The book is quite simple. It is broken down into two parts: (1) A ministry of Comfort, and (2) Preaching that comforts. In the first five chapters he outlines the theology of comfort and the practical steps to developing a ministry of comfort in your own local congregation. In chapters 6-8 he gives readers three samples of Christ-centered funeral sermons. Its simple layout makes the gems of this volume shine forth.
Tautges has served as a preaching pastor, a hospice chaplain, and a certified Biblical counselor. Those various roles have prepared him well to write this very practical and much needed work.
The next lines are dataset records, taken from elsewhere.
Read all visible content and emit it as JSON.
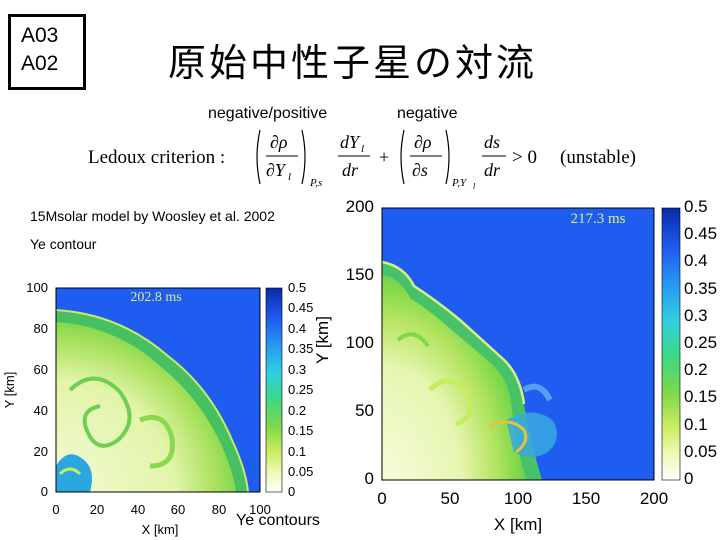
{
  "slide": {
    "badge_line1": "A03",
    "badge_line2": "A02",
    "title": "原始中性子星の対流",
    "label_negpos": "negative/positive",
    "label_neg": "negative",
    "formula": {
      "lhs": "Ledoux criterion :",
      "condition": "> 0",
      "note": "(unstable)",
      "sub1": "P,s",
      "sub2": "P,Y",
      "sub2b": "l"
    },
    "model_text": "15Msolar model by Woosley et al. 2002",
    "ye_contour": "Ye contour",
    "ye_contours_caption": "Ye contours"
  },
  "small_plot": {
    "time_label": "202.8 ms",
    "xlabel": "X [km]",
    "ylabel": "Y [km]",
    "x_ticks": [
      "0",
      "20",
      "40",
      "60",
      "80",
      "100"
    ],
    "y_ticks": [
      "0",
      "20",
      "40",
      "60",
      "80",
      "100"
    ],
    "colorbar_ticks": [
      "0.5",
      "0.45",
      "0.4",
      "0.35",
      "0.3",
      "0.25",
      "0.2",
      "0.15",
      "0.1",
      "0.05",
      "0"
    ]
  },
  "large_plot": {
    "time_label": "217.3 ms",
    "xlabel": "X [km]",
    "ylabel": "Y [km]",
    "x_ticks": [
      "0",
      "50",
      "100",
      "150",
      "200"
    ],
    "y_ticks": [
      "0",
      "50",
      "100",
      "150",
      "200"
    ],
    "colorbar_ticks": [
      "0.5",
      "0.45",
      "0.4",
      "0.35",
      "0.3",
      "0.25",
      "0.2",
      "0.15",
      "0.1",
      "0.05",
      "0"
    ]
  },
  "colors": {
    "field_blue": "#1f5cf0",
    "field_green": "#7ed84a",
    "field_light": "#e8f6b0",
    "field_cyan": "#30b8e8"
  }
}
He begins with giving us a solid theological foundation for communicating comfort to the grieving, namely that our God is a God of comfort. God is the foundation of comfort. Walking readers quickly, though comprehensively, through Psalm 46 he makes his case. He presents us hope too as we think about the death of believers. Death is not the final word, and though it is right for us to grieve, the death of a believer is “precious” to God (Psalm 116:15). He unpacks this idea and relates it clearly to the gospel itself.
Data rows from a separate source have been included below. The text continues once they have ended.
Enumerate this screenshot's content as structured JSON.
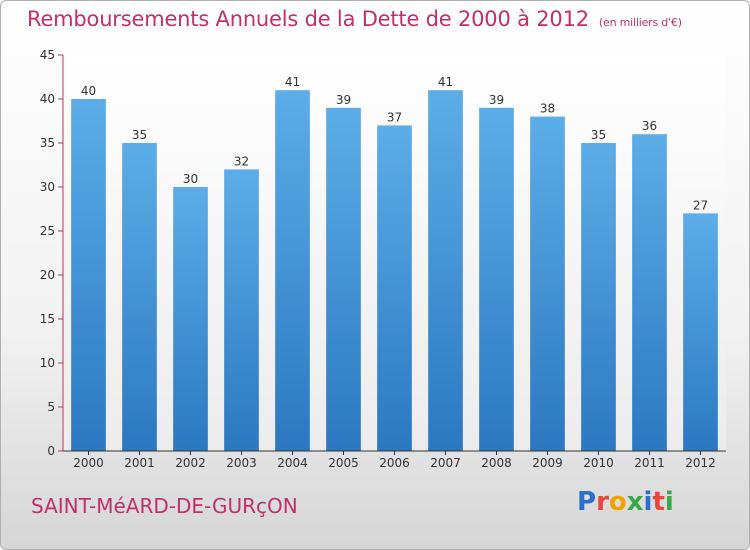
{
  "chart_data": {
    "type": "bar",
    "title": "Remboursements Annuels de la Dette de 2000 à 2012",
    "unit": "(en milliers d'€)",
    "categories": [
      "2000",
      "2001",
      "2002",
      "2003",
      "2004",
      "2005",
      "2006",
      "2007",
      "2008",
      "2009",
      "2010",
      "2011",
      "2012"
    ],
    "values": [
      40,
      35,
      30,
      32,
      41,
      39,
      37,
      41,
      39,
      38,
      35,
      36,
      27
    ],
    "ylim": [
      0,
      45
    ],
    "yticks": [
      0,
      5,
      10,
      15,
      20,
      25,
      30,
      35,
      40,
      45
    ],
    "grid": false,
    "bar_color": "#3a8fd6",
    "axis_color": "#c0306a"
  },
  "footer": {
    "commune": "SAINT-MéARD-DE-GURçON"
  },
  "logo": {
    "letters": [
      "P",
      "r",
      "o",
      "x",
      "i",
      "t",
      "i"
    ],
    "colors": [
      "#2a6fc9",
      "#e8463a",
      "#f2a200",
      "#3aa84a",
      "#2a6fc9",
      "#e8463a",
      "#3aa84a"
    ]
  }
}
Such truths, however, are not likely to be the most appropriate statements made in the aftermath of someone’s loss. Tautges is sensitive to this and so as he turns an eye towards the actual practical aspects of this ministry of comfort he begins in a most healthy place: silent presence. He writes:
I’m convinced we often fail to recognize how powerfully our quiet presence may minister to someone in the first hours and days of their deep valley of sorrow…Don’t be too quick to offer answers. (This is especially true in cases of suicide). Let them cry. Allow them the freedom to feel numb. Pray for them. And pray that you will speak wisely when the time is right. Let them know you care by simply being there. (47)
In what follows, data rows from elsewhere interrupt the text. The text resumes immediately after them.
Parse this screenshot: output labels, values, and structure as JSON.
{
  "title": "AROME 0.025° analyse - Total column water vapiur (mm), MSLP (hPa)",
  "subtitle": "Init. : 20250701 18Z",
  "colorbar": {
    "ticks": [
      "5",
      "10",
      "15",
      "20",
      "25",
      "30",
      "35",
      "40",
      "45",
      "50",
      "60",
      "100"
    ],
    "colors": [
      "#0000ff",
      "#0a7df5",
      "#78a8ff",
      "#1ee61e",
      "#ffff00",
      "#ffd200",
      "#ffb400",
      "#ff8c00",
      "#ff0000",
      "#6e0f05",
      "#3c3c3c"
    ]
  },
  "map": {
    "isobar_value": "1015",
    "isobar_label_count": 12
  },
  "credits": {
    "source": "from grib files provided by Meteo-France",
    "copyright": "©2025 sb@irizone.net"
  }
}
This is our starting place, but the author knows we will eventually need to offer words. So he gives us a very helpful guide to gentle words that can guide the grieving towards comfort in Christ. He focuses in chapter three on the immediate hours and days after loss. These are days of few but meaningful words.
One of the great benefits of this book is chapter four. Here the author moves us beyond the first weeks of grief and seeks to help pastors and counselors establish a long-term bereavement care plan. Far too often our care of the grieving ends after the body of the deceased is put into the ground. I know I am guilty of this and those of us who have suffered loss have experienced it too. Eventually the phone calls stop, the flowers wilt, and the cards stop coming, but the pain continues. Tautges outlines a very simple and practical plan that ranges from sixteen months to three years of care. In cause this sounds daunting he has made it very feasible. He includes in chapter five some “Practical advice for busy pastors.” As a veteran of ministry he is sympathetic to those whose schedules are already full. Yet he also recognizes the absolute importance of this kind of ministry. Grief provides an especially important opportunity for the church to be the church. We should not let such opportunities pass by us.
The book is full of practical advice and samples. Tautges provides wisdom on the importance of letter writing, and the content of such letters. He guides us through the use of poetry and music to provide solace to those who grieve. He gives us sample sermons, sample funeral guides. The book abounds in gifts to ministers. As part of Brian Croft’s excellent Practical Shepherding series you could expect nothing less.
I suspect many pastors are like me in that they have not read many books on this subject. If you buy and read Paul Tautges Comfort the Grieving, you won’t need to read a bunch. In a few pages he packs tons of help. I highly recommend this book to all pastors and counselors.